Imagine your doctor tells you she's closing the clinic next year. Not because she burned out or took a better job somewhere else. Because the paperwork got too complicated for the patients who need her most to navigate, and the reimbursements dried up, and the math stopped working. That's the scenario playing out right now in Lincoln, Nebraska — and it hasn't even started yet.
On May 1, Nebraska becomes the first state in the country to implement Medicaid work requirements under Trump's One Big Beautiful Bill Act [1]. The official framing is empowerment: connect low-income adults to the workforce, reduce dependency, promote self-sufficiency. It's a coherent theory. The problem is that theories need implementation plans, and Nebraska's implementation plan appears to be held together with hope and incomplete website copy.
21,000 Patients. $600,000 in Projected Losses. Zero Clarity.
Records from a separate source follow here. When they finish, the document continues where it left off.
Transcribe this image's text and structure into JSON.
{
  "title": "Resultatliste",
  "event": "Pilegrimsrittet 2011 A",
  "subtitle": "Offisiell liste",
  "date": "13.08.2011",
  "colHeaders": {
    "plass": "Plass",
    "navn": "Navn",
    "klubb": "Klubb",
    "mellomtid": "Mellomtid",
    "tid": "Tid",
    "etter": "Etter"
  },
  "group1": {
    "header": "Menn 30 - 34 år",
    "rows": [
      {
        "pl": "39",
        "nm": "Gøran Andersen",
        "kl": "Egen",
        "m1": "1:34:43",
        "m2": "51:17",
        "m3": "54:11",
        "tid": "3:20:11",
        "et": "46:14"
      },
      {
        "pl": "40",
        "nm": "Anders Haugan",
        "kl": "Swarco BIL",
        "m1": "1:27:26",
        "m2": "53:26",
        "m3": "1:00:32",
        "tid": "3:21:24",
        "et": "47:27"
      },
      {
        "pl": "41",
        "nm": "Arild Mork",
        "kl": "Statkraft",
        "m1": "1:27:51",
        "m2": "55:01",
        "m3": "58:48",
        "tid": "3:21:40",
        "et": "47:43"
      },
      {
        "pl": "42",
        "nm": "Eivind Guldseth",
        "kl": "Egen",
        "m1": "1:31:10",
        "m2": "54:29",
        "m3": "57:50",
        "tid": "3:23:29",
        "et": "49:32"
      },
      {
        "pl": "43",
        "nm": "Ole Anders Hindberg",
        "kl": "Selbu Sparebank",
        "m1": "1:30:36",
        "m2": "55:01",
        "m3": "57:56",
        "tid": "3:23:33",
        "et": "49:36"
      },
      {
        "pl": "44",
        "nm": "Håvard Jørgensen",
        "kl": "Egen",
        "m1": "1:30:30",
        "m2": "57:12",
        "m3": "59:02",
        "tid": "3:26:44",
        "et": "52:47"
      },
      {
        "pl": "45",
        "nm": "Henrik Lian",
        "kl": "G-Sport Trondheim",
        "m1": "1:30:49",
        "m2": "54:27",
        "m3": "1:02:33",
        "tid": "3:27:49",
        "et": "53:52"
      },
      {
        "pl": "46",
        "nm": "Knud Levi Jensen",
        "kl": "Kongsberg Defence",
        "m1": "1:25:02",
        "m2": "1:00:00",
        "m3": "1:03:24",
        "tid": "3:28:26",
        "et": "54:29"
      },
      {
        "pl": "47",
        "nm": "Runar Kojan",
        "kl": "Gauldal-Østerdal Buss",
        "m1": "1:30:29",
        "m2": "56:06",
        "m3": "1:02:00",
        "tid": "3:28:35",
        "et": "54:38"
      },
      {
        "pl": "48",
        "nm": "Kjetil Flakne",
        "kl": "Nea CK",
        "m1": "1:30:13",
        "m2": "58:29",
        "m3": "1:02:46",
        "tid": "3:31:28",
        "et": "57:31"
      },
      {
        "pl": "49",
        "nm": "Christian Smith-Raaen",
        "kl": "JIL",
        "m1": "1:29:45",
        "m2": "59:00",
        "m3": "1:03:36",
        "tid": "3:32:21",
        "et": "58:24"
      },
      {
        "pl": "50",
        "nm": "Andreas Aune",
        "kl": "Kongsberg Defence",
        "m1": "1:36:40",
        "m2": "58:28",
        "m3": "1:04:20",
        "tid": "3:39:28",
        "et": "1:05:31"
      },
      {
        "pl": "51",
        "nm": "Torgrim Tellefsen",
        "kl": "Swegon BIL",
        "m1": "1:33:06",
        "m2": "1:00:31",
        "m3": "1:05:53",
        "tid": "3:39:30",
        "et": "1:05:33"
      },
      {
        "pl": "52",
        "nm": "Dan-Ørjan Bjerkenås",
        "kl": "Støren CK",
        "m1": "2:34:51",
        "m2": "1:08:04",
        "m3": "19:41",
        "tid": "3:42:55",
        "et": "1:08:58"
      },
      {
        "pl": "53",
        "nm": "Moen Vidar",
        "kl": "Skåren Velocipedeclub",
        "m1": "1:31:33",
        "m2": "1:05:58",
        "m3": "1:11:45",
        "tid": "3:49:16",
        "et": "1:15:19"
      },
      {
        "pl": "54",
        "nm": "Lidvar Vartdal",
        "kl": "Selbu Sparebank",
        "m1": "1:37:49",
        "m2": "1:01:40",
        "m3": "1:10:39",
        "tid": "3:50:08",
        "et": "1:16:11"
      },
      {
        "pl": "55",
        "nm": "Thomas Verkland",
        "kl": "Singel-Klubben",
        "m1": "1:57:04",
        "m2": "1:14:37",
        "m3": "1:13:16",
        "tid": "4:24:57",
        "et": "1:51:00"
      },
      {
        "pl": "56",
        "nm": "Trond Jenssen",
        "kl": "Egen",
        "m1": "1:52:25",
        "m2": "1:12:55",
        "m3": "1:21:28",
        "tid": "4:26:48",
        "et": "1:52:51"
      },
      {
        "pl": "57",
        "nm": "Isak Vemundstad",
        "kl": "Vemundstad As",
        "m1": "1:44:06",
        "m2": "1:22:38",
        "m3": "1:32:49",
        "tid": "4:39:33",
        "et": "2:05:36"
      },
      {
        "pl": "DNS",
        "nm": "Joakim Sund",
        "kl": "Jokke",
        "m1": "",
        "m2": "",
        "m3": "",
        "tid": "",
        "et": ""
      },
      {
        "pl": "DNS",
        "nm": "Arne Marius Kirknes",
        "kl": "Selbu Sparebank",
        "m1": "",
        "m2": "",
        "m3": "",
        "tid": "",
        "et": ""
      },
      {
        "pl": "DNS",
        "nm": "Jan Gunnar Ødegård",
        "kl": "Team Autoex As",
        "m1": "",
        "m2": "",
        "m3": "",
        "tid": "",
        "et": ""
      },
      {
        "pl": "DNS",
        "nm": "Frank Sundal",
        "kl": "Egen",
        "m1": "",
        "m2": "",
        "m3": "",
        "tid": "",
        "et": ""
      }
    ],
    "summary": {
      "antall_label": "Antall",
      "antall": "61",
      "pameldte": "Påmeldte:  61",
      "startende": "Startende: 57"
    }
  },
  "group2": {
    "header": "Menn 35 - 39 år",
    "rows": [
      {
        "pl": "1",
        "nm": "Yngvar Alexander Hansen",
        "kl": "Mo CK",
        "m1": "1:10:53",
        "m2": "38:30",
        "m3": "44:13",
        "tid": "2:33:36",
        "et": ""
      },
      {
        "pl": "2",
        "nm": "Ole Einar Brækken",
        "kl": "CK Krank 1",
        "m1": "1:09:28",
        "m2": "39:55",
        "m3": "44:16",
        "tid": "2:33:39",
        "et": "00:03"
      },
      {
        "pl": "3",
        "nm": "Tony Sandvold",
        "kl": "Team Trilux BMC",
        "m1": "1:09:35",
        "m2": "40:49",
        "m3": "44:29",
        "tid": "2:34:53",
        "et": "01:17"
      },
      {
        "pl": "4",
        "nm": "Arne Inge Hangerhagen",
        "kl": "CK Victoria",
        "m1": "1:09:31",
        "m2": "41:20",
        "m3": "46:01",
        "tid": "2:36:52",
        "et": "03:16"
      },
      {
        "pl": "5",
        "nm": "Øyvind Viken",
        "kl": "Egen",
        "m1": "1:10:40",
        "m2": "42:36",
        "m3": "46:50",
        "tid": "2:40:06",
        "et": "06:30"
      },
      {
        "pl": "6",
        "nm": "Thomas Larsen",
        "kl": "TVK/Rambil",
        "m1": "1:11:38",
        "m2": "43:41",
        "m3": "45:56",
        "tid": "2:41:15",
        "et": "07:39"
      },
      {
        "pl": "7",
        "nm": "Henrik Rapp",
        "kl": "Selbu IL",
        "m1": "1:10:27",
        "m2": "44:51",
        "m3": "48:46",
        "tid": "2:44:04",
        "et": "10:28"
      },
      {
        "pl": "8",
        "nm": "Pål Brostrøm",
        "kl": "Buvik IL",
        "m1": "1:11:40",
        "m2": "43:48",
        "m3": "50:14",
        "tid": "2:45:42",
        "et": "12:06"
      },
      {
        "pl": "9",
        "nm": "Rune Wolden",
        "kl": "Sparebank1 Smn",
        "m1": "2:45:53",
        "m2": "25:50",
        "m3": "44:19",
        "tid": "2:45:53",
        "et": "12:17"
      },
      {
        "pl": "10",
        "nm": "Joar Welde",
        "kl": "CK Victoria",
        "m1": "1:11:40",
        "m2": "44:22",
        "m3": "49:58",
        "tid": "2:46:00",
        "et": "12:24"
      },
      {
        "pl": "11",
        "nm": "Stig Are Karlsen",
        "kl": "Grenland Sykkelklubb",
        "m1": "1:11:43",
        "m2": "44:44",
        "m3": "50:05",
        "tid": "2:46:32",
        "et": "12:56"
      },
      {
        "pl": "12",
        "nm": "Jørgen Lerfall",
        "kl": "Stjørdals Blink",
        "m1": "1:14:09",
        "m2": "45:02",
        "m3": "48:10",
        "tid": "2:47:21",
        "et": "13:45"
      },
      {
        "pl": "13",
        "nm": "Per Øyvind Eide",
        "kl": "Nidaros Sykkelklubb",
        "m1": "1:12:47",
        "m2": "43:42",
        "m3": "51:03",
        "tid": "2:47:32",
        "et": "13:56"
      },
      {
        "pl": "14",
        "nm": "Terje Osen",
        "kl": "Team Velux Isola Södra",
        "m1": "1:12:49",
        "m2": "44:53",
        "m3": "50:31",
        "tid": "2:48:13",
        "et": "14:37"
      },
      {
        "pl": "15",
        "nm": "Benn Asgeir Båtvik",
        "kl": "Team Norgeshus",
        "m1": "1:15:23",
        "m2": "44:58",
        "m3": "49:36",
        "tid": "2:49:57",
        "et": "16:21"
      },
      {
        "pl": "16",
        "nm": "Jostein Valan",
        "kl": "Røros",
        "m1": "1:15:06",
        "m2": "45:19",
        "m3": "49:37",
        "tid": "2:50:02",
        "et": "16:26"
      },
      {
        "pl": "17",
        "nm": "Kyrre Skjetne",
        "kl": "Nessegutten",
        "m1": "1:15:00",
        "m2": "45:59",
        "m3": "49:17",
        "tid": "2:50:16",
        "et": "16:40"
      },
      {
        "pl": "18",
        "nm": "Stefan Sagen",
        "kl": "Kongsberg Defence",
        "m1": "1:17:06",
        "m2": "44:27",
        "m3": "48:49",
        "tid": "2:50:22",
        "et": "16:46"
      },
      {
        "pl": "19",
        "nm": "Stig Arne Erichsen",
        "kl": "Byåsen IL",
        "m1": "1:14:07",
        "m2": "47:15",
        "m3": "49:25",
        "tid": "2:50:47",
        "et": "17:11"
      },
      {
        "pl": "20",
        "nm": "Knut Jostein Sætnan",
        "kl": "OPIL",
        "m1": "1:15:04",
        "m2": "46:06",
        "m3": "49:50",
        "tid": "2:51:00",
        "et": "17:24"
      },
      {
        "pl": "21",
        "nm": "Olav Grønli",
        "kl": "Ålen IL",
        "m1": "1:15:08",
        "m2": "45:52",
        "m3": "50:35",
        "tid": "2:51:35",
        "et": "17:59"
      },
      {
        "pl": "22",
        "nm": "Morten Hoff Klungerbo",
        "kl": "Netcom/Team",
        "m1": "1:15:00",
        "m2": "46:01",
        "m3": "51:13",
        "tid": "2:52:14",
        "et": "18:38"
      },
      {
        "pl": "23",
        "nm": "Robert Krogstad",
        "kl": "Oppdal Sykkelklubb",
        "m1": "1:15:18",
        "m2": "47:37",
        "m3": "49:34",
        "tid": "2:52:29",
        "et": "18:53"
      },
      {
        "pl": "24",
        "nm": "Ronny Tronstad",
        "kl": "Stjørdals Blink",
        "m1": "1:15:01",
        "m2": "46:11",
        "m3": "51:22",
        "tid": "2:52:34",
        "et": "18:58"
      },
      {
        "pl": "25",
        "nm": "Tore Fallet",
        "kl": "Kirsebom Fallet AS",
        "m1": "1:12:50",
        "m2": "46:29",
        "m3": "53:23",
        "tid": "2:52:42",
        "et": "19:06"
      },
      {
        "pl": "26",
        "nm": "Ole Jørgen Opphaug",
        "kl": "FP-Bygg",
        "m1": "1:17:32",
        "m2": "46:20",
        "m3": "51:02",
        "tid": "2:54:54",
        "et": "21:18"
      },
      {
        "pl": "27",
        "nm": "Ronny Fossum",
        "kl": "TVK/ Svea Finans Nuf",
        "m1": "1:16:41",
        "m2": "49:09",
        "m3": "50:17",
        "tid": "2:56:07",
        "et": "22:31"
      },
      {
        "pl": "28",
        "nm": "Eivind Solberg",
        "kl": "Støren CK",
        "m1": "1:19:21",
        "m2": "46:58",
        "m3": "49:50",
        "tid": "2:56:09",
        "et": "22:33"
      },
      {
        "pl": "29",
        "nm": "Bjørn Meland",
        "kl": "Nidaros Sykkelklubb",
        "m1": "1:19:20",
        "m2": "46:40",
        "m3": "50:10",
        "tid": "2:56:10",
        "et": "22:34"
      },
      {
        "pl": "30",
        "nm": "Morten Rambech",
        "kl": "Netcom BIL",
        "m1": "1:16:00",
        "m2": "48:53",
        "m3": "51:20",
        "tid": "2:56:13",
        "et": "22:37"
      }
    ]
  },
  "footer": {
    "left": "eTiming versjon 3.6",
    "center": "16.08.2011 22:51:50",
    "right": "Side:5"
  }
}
Start with Bluestem Health. It's a federally qualified health center in Lincoln that serves 21,000 patients — the kind of clinic that exists specifically to catch people who fall through every other gap in the healthcare system [1]. Medicaid patients make up a significant share of their caseload. When those patients lose coverage because they couldn't figure out how to file their monthly work hours online — or because they're caring for an elderly parent and nobody told them that qualifies for an exemption — Bluestem Health eats the cost or turns them away. Their staff estimates the annual hit at $600,000. That's before a single enrollment is terminated.